While the ANZ was boosting bank shares
yesterday with a strong profit outlook, I was opening a letter from those nice
people at ING Direct who want to pay me 6.4% if I lend them money – a
step up in the deposit war from the 6% BankWest has been doing for new
customers..

Neither ING nor BankWest are shonky
mezzanine finance outfits – they are very large and respectable
Dutch and Scottish banks. They are
also two of the three outsiders promising to make life increasingly difficult for
the local money lenders.

Of course, there is a catch or two with this
6.4% offer – it’s only for how much you increase your ING Direct
account balance over its February 17 level and it only runs for three months
from March 1. Otherwise they pay 5.4%. It’s still a pretty good deal
considering ING can borrow for much less on the inter-bank market – and how
little the Australian banks are willing to pay for deposits.

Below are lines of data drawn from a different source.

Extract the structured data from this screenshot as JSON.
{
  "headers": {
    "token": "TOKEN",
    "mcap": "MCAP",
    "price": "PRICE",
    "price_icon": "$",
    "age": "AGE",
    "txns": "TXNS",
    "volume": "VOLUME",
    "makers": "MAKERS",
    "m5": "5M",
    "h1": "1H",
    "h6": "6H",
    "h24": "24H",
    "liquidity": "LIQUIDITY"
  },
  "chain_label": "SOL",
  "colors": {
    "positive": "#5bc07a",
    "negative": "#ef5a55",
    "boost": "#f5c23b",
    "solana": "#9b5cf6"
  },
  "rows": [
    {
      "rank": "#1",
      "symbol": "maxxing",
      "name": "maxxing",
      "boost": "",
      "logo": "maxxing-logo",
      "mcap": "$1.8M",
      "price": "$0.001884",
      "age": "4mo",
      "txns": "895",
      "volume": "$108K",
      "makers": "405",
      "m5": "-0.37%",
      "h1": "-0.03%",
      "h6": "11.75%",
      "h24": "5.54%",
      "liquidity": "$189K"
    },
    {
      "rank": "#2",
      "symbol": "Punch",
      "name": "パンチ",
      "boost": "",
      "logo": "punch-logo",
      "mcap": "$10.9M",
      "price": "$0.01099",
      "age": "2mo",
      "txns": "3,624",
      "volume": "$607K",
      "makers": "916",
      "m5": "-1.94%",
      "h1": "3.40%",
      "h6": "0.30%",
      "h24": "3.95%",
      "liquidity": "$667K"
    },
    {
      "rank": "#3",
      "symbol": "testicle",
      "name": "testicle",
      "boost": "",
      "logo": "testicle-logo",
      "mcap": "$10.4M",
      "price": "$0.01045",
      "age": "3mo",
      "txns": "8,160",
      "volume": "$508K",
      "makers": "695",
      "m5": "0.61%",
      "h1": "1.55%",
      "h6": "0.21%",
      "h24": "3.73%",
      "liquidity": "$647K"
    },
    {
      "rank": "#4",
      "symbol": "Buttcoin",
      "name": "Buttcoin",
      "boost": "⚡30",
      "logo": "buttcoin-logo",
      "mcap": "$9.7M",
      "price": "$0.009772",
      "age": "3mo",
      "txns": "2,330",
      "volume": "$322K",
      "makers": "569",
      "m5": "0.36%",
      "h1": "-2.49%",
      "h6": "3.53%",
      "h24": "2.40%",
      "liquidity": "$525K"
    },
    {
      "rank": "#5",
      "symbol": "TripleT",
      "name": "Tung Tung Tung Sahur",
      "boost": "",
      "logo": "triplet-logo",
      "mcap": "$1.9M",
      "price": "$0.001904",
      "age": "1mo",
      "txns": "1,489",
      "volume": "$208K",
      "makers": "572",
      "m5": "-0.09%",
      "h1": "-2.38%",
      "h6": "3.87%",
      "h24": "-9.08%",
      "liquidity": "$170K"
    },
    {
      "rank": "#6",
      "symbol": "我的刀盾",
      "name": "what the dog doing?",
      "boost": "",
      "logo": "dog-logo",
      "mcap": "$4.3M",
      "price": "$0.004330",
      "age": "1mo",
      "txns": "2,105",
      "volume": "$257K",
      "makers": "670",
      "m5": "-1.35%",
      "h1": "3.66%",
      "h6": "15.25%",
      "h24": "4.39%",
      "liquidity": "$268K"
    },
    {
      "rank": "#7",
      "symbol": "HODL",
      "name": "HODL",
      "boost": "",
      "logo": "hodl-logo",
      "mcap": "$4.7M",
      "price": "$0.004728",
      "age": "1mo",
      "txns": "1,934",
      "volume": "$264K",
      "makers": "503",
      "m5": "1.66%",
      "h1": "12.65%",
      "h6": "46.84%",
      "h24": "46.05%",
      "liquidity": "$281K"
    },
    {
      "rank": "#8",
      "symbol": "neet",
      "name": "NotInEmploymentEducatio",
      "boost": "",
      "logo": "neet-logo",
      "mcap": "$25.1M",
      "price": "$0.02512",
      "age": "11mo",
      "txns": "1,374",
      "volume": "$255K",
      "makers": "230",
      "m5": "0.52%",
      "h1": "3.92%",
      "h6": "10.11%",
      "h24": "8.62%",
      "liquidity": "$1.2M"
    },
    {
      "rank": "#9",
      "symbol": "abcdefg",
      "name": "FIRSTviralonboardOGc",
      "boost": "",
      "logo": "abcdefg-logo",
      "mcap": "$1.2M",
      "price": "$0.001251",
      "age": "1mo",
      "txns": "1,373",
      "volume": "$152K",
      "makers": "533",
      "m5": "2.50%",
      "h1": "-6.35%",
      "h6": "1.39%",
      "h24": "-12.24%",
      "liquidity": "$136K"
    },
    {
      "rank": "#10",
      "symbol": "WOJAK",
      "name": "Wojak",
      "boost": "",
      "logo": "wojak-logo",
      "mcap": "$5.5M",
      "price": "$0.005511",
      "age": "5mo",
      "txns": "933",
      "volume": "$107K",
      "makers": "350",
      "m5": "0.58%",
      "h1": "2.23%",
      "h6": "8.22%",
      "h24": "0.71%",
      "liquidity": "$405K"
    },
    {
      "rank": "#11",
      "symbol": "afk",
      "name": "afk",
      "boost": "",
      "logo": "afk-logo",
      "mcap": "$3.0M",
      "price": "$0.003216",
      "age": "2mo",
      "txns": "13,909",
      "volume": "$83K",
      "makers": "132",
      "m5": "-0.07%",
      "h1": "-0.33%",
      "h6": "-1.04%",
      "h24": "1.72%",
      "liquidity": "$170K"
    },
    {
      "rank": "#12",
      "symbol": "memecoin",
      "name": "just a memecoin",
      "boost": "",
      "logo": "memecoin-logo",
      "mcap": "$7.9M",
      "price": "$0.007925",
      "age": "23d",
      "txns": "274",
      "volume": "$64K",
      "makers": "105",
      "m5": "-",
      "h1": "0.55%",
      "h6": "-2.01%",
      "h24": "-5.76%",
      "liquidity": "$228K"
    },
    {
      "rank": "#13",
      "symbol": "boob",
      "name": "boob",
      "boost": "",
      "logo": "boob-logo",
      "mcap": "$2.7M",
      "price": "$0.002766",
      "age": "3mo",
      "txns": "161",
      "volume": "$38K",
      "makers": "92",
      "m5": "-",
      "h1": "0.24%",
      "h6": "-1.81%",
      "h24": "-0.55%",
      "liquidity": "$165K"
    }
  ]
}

Australia’s big banks are all doing very nicely and will continue to do so,
which is a good thing for the economy as a whole and their shareholders in
particular. And just about everyone with a superannuation fund is a bank
shareholder.

But after a decade-long phoney war about
tough competition, things are starting
to warm up for them. The three foreigners, ING, HBOS (BankWest’s parent) and
GE, really are going after market share in both credits and debits, meaning the
big banks are going to be increasingly squeezed on both sides of their
ledgers.

A large part of the banks’ success has been
the pool of cheap money deposited with them. ING and BankWest are
siphoning off the cream from that pool. If you can get 6.4% for no
fees, you’d be
mad leaving money with one of the old banks for almost nothing.

The trend will continue. Slowly and
reluctantly, the Big Four are addressing it, begrudgingly coming up with better
deposit offers. None is in the ING or BankWest league though.

At the same time, the newcomers’ competition
is not only keeping a lid on what the Big Four can lend at, but threatening to
unleash another round of margin cuts, particularly in the home loan market.
Hence the squeeze – the banks will be borrowing for more and lending for less.
It’s a one-way bet.

But don’t worry too much about what might
happen to the big Big Banks’ profits and the matching CEO pay packets. They’ll
just put up fees on everything else.